The grace of Jesus Christ invited Peter and invites us, calling us out of our denial, out of our inability to follow the law we create for ourselves and the law created for us by others, and to step into the fullness of Christ’s resurrection. It is by the grace of Christ that we are invited to live in the fullness of this life, having had the power of our denial and sins overcome by Christ’s own faithfulness.
Through three denials it seemed as though Peter had thrown away three years of faithful service to Christ. In a few hours of weakness, Peter thought his lack of faithfulness may have prevented him from following Jesus. But Jesus proves, yet again, that his faithfulness prevails where ours falls short.
The grace of Christ calls us beyond our doubts and denials and into the Light of the empty tomb.

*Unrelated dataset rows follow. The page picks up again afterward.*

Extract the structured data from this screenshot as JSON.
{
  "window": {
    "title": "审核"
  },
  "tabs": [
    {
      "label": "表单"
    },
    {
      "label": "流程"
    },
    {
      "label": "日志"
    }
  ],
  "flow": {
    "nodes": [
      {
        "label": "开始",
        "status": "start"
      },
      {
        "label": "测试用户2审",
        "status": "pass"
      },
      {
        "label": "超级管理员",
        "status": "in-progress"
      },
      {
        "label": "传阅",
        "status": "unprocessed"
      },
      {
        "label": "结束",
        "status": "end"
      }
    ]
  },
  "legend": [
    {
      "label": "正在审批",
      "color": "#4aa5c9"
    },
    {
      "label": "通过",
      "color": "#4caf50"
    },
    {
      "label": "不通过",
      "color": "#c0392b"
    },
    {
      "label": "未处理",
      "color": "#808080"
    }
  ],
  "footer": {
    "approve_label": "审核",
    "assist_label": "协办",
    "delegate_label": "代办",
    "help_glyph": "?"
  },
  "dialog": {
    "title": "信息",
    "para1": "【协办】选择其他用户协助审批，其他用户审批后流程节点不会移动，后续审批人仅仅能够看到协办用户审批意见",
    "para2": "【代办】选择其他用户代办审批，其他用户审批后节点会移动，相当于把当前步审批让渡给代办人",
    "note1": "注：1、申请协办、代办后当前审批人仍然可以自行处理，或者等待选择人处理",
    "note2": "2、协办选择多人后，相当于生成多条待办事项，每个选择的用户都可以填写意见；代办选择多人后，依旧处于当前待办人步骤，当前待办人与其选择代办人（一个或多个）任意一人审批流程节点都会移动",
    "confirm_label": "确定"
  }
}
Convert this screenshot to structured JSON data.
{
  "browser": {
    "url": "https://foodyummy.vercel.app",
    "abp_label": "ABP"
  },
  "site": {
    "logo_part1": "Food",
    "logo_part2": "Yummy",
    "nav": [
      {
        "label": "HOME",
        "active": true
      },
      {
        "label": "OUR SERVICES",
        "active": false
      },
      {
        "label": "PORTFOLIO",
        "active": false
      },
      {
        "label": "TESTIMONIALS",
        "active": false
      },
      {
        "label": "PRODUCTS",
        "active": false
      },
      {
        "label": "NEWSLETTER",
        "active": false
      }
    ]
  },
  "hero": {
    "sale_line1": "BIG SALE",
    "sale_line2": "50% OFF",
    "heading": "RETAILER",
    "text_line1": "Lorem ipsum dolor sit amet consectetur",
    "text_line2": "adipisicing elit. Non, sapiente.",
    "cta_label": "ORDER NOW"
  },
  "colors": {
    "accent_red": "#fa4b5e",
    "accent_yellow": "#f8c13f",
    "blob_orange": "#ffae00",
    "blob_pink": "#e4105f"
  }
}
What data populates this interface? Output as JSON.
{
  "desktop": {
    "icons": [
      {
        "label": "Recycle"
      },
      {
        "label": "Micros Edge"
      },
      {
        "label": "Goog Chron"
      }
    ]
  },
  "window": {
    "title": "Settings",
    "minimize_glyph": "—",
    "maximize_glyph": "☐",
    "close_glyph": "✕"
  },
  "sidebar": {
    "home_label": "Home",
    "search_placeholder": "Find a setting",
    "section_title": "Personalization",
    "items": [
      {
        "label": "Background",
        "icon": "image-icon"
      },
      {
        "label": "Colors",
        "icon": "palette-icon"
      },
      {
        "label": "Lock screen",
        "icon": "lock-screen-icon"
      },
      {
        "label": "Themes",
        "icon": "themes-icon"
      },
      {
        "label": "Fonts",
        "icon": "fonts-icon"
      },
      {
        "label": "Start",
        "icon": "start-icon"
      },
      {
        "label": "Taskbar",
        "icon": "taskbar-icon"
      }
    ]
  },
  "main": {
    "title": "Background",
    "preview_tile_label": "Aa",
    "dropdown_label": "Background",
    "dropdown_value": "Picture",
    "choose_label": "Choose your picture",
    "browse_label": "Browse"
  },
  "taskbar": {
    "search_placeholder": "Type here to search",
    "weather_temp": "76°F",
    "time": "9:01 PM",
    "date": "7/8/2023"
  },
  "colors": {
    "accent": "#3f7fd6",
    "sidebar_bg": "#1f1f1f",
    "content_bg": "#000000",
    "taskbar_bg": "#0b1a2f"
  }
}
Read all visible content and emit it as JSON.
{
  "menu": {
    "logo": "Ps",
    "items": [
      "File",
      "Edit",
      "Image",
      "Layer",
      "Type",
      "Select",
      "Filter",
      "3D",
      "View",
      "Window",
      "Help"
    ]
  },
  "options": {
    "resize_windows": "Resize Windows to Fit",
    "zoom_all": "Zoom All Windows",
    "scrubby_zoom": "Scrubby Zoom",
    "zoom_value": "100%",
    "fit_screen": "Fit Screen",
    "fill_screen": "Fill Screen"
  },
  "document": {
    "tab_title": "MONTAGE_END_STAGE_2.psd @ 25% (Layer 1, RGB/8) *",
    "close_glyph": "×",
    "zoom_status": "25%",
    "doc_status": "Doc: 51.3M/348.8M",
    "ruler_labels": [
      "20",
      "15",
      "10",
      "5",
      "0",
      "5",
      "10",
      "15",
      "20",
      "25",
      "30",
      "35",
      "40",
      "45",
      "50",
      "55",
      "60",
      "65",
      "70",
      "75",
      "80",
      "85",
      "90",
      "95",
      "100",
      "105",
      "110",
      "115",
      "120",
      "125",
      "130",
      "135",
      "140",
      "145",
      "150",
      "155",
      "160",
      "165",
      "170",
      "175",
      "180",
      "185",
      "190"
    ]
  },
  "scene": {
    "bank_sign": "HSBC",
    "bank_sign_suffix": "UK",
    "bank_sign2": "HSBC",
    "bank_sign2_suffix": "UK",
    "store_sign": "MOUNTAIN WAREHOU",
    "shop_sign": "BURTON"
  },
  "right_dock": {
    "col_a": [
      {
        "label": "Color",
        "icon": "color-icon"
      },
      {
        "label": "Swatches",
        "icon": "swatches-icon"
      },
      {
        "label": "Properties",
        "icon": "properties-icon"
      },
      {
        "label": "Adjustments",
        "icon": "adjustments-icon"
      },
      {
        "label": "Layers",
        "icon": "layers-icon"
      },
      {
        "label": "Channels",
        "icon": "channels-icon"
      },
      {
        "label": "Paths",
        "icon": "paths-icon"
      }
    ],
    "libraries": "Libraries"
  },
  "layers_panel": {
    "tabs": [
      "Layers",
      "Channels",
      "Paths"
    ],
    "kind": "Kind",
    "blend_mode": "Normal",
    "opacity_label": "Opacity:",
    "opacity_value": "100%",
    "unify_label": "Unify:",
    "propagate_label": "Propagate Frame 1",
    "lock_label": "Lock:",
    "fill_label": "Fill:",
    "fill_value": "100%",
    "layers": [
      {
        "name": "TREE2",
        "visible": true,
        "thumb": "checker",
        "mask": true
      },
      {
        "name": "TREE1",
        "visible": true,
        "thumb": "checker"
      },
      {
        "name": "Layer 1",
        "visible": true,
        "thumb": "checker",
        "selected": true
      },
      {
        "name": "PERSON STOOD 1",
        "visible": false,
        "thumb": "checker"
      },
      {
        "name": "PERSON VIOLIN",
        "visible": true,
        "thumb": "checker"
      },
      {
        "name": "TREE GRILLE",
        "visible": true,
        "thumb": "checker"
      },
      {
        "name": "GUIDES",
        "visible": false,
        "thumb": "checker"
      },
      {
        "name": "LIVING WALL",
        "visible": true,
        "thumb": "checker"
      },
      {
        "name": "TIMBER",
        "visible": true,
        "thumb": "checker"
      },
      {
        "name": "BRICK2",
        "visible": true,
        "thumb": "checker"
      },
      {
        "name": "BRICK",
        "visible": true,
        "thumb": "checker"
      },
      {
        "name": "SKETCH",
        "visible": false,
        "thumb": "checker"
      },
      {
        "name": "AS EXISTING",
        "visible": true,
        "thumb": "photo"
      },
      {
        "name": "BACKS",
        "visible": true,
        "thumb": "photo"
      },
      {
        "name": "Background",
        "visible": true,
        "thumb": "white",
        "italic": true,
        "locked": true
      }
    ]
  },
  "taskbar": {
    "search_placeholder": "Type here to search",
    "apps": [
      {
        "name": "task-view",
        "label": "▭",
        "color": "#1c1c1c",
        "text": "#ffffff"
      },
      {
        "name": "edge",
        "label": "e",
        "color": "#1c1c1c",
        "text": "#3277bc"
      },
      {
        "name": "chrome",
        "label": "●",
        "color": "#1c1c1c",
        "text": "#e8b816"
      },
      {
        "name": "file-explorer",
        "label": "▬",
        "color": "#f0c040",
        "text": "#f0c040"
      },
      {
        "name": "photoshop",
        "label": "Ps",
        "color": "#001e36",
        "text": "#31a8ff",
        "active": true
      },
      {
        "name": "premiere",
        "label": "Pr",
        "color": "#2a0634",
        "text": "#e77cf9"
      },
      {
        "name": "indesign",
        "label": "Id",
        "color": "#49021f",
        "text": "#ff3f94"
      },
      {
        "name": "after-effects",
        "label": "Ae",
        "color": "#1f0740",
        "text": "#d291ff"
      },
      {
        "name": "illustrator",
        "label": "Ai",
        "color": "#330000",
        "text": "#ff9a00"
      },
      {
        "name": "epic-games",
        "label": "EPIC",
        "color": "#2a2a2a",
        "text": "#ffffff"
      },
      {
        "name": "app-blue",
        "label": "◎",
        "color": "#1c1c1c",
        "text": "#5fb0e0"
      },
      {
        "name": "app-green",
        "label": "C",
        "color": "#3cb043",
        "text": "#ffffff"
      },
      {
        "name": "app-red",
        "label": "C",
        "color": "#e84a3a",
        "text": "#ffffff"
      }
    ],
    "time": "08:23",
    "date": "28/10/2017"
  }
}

The grace of Christ calls us to set aside our agendas - the things we think we can do for ourselves to live our best life yet - and to live fully in the glory of His resurrection.
The calling extended to Peter, “Follow me,” is the same calling extended to each of us when we emerge from our baptismal waters. This calling - “Follow Me” - is an invitation to meet Christ at his table, but “Follow me” is also an invitation to experience the fullness of the freedom extended to us by the power of Jesus’ Easter victory - the final victory over our captivity to sin and death.